Çalışmanın sonuçları aynı zamanda çok daha temel nitelikteki bir engeli gün yüzüne çıkarıyor: NaaS hakkındaki genel bilgi eksikliği. Türkiye’de teknoloji liderlerinin yüzde 100’ü NaaS’a bir terim olarak aşina olduklarını söylerken, sadece beşte ikisi tam olarak ne anlama geldiğini biliyor. EMEA bölgesinde ise gündeminde NaaS olan şirketlerdeki teknoloji liderlerinin sadece yüzde 46’sı bu terimi tam anlamıyla kavramış durumda.NaaS’ın kapasitesine dair algıda da bir eksiklik söz konusu. Teknoloji liderlerinin sadece yüzde 5’i NaaS’ı oturmuş ve uygulanabilir bir çözüm olarak görüyor. Piyasada kendine yer bulmak isteyen bir konsept olarak görenlerin oranı yüzde 27’iken, yüzde 68’i ise henüz başlangıç aşamasında olduğunu söylüyor.

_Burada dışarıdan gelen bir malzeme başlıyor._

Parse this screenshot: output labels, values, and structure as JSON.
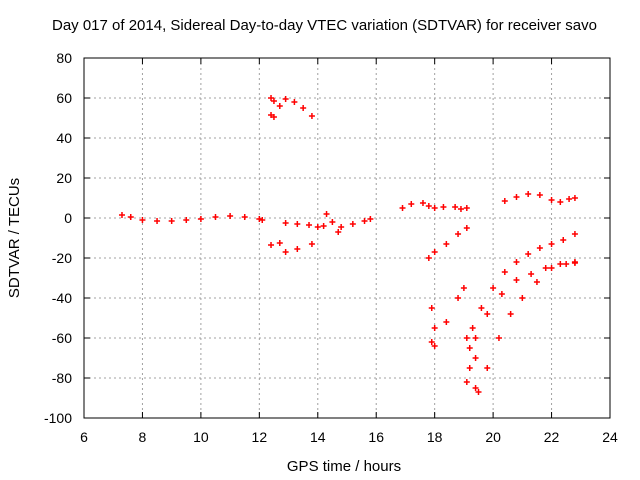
{
  "chart_data": {
    "type": "scatter",
    "title": "Day 017 of 2014, Sidereal Day-to-day VTEC variation (SDTVAR) for receiver savo",
    "xlabel": "GPS time / hours",
    "ylabel": "SDTVAR / TECUs",
    "xlim": [
      6,
      24
    ],
    "ylim": [
      -100,
      80
    ],
    "xticks": [
      6,
      8,
      10,
      12,
      14,
      16,
      18,
      20,
      22,
      24
    ],
    "yticks": [
      -100,
      -80,
      -60,
      -40,
      -20,
      0,
      20,
      40,
      60,
      80
    ],
    "grid": true,
    "marker": "+",
    "color": "#ff0000",
    "series": [
      {
        "values": [
          [
            7.3,
            1.5
          ],
          [
            7.6,
            0.5
          ],
          [
            8.0,
            -1.0
          ],
          [
            8.5,
            -1.5
          ],
          [
            9.0,
            -1.5
          ],
          [
            9.5,
            -1.0
          ],
          [
            10.0,
            -0.5
          ],
          [
            10.5,
            0.5
          ],
          [
            11.0,
            1.0
          ],
          [
            11.5,
            0.5
          ],
          [
            12.0,
            -0.5
          ],
          [
            12.1,
            -1.0
          ],
          [
            12.4,
            60.0
          ],
          [
            12.5,
            58.5
          ],
          [
            12.4,
            51.5
          ],
          [
            12.5,
            50.5
          ],
          [
            12.7,
            56.0
          ],
          [
            12.9,
            59.5
          ],
          [
            13.2,
            58.0
          ],
          [
            13.5,
            55.0
          ],
          [
            13.8,
            51.0
          ],
          [
            12.4,
            -13.5
          ],
          [
            12.7,
            -12.5
          ],
          [
            12.9,
            -17.0
          ],
          [
            13.3,
            -15.5
          ],
          [
            13.8,
            -13.0
          ],
          [
            12.9,
            -2.5
          ],
          [
            13.3,
            -3.0
          ],
          [
            13.7,
            -3.5
          ],
          [
            14.0,
            -4.5
          ],
          [
            14.2,
            -4.0
          ],
          [
            14.3,
            2.0
          ],
          [
            14.5,
            -2.0
          ],
          [
            14.7,
            -7.0
          ],
          [
            14.8,
            -4.5
          ],
          [
            15.2,
            -3.0
          ],
          [
            15.6,
            -1.5
          ],
          [
            15.8,
            -0.5
          ],
          [
            16.9,
            5.0
          ],
          [
            17.2,
            7.0
          ],
          [
            17.6,
            7.5
          ],
          [
            17.8,
            6.0
          ],
          [
            18.0,
            5.0
          ],
          [
            18.3,
            5.5
          ],
          [
            18.7,
            5.5
          ],
          [
            18.9,
            4.5
          ],
          [
            19.1,
            5.0
          ],
          [
            17.8,
            -20.0
          ],
          [
            18.0,
            -17.0
          ],
          [
            18.4,
            -13.0
          ],
          [
            18.8,
            -8.0
          ],
          [
            19.1,
            -5.0
          ],
          [
            17.9,
            -45.0
          ],
          [
            18.0,
            -55.0
          ],
          [
            17.9,
            -62.0
          ],
          [
            18.0,
            -64.0
          ],
          [
            18.4,
            -52.0
          ],
          [
            18.8,
            -40.0
          ],
          [
            19.0,
            -35.0
          ],
          [
            19.1,
            -60.0
          ],
          [
            19.3,
            -55.0
          ],
          [
            19.6,
            -45.0
          ],
          [
            20.0,
            -35.0
          ],
          [
            20.4,
            -27.0
          ],
          [
            20.8,
            -22.0
          ],
          [
            21.2,
            -18.0
          ],
          [
            21.6,
            -15.0
          ],
          [
            22.0,
            -13.0
          ],
          [
            22.4,
            -11.0
          ],
          [
            22.8,
            -8.0
          ],
          [
            19.2,
            -65.0
          ],
          [
            19.4,
            -60.0
          ],
          [
            19.8,
            -48.0
          ],
          [
            20.3,
            -38.0
          ],
          [
            20.8,
            -31.0
          ],
          [
            21.3,
            -28.0
          ],
          [
            21.8,
            -25.0
          ],
          [
            22.3,
            -23.0
          ],
          [
            22.8,
            -22.5
          ],
          [
            19.1,
            -82.0
          ],
          [
            19.2,
            -75.0
          ],
          [
            19.4,
            -70.0
          ],
          [
            19.4,
            -85.0
          ],
          [
            19.5,
            -87.0
          ],
          [
            19.8,
            -75.0
          ],
          [
            20.2,
            -60.0
          ],
          [
            20.6,
            -48.0
          ],
          [
            21.0,
            -40.0
          ],
          [
            21.5,
            -32.0
          ],
          [
            22.0,
            -25.0
          ],
          [
            22.5,
            -23.0
          ],
          [
            22.8,
            -22.0
          ],
          [
            20.4,
            8.5
          ],
          [
            20.8,
            10.5
          ],
          [
            21.2,
            12.0
          ],
          [
            21.6,
            11.5
          ],
          [
            22.0,
            9.0
          ],
          [
            22.3,
            8.0
          ],
          [
            22.6,
            9.5
          ],
          [
            22.8,
            10.0
          ]
        ]
      }
    ]
  }
}
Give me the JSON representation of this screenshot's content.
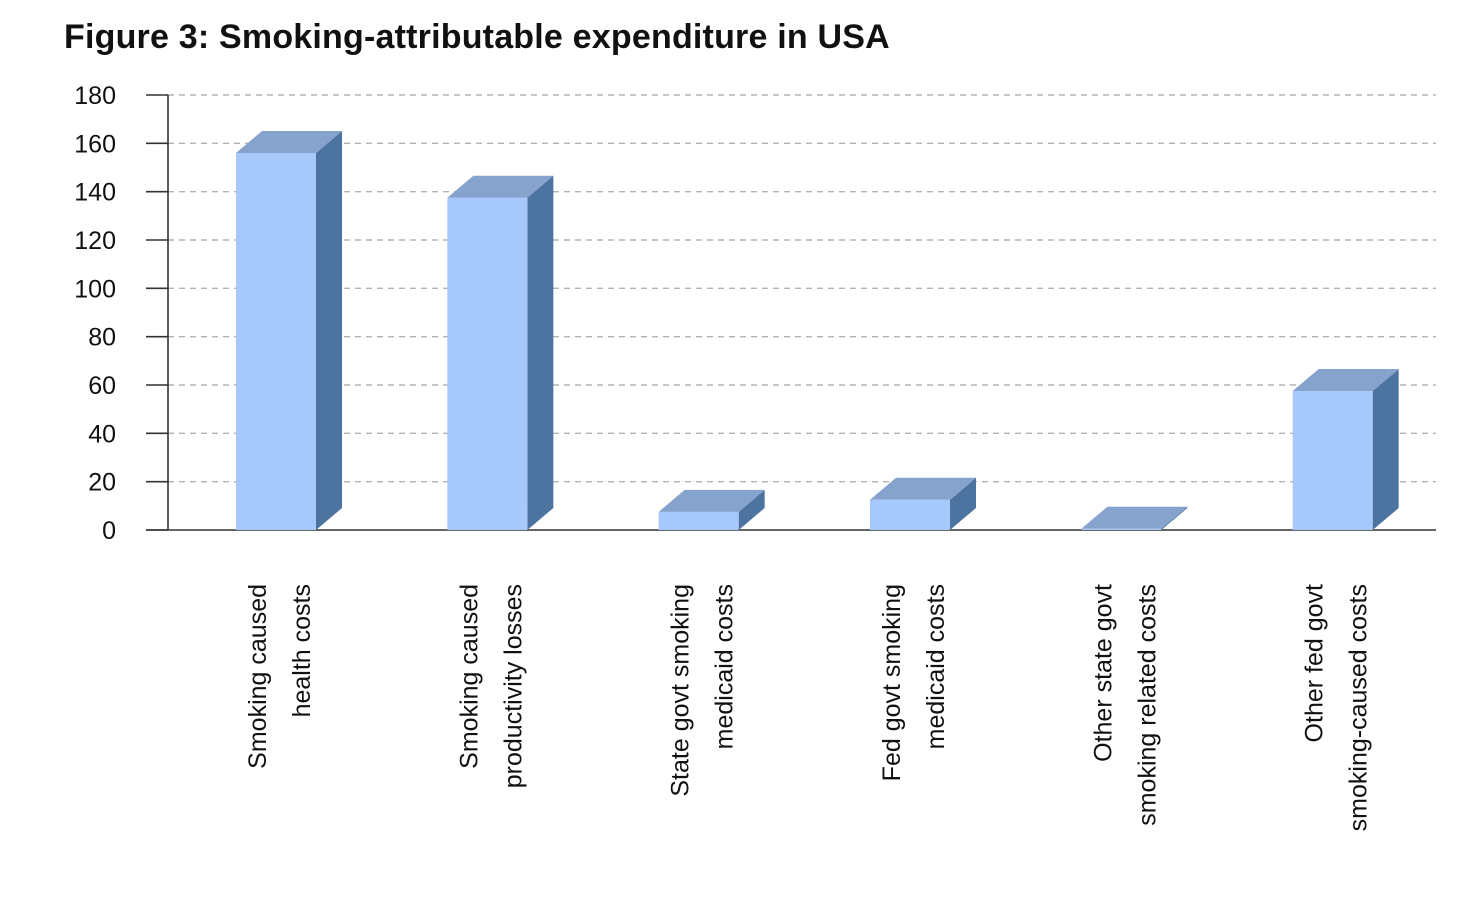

Bir Hewlett Packard Enterprise şirketi Aruba’nın EMEA bölgesinden sorumlu başkan yardımcısı Morten Illum “Pandeminin etkisinin zayıfladığı bu dönemde ağda çevikliğe ve esnekliğe ihtiyacımız hiç bu kadar yüksek olmamıştı” diyor ve ekliyor: “İşlerini yoluna sokmak ve daha da fazlasını isteyen şirketlerin kritik ihtiyacı olan esnekliğin sağlanmasının yanı sıra güvenlikten bütçe ve insan kaynağı kısıtlamalarına dek birçok soruna NaaS’ın cevap verebileceğini biliyoruz. Fakat NaaS’ın potansiyelinin ortaya çıkarılabilmesi için farkındalık ve bilgi arasındaki boşluğu kapatmamız gerekiyor.”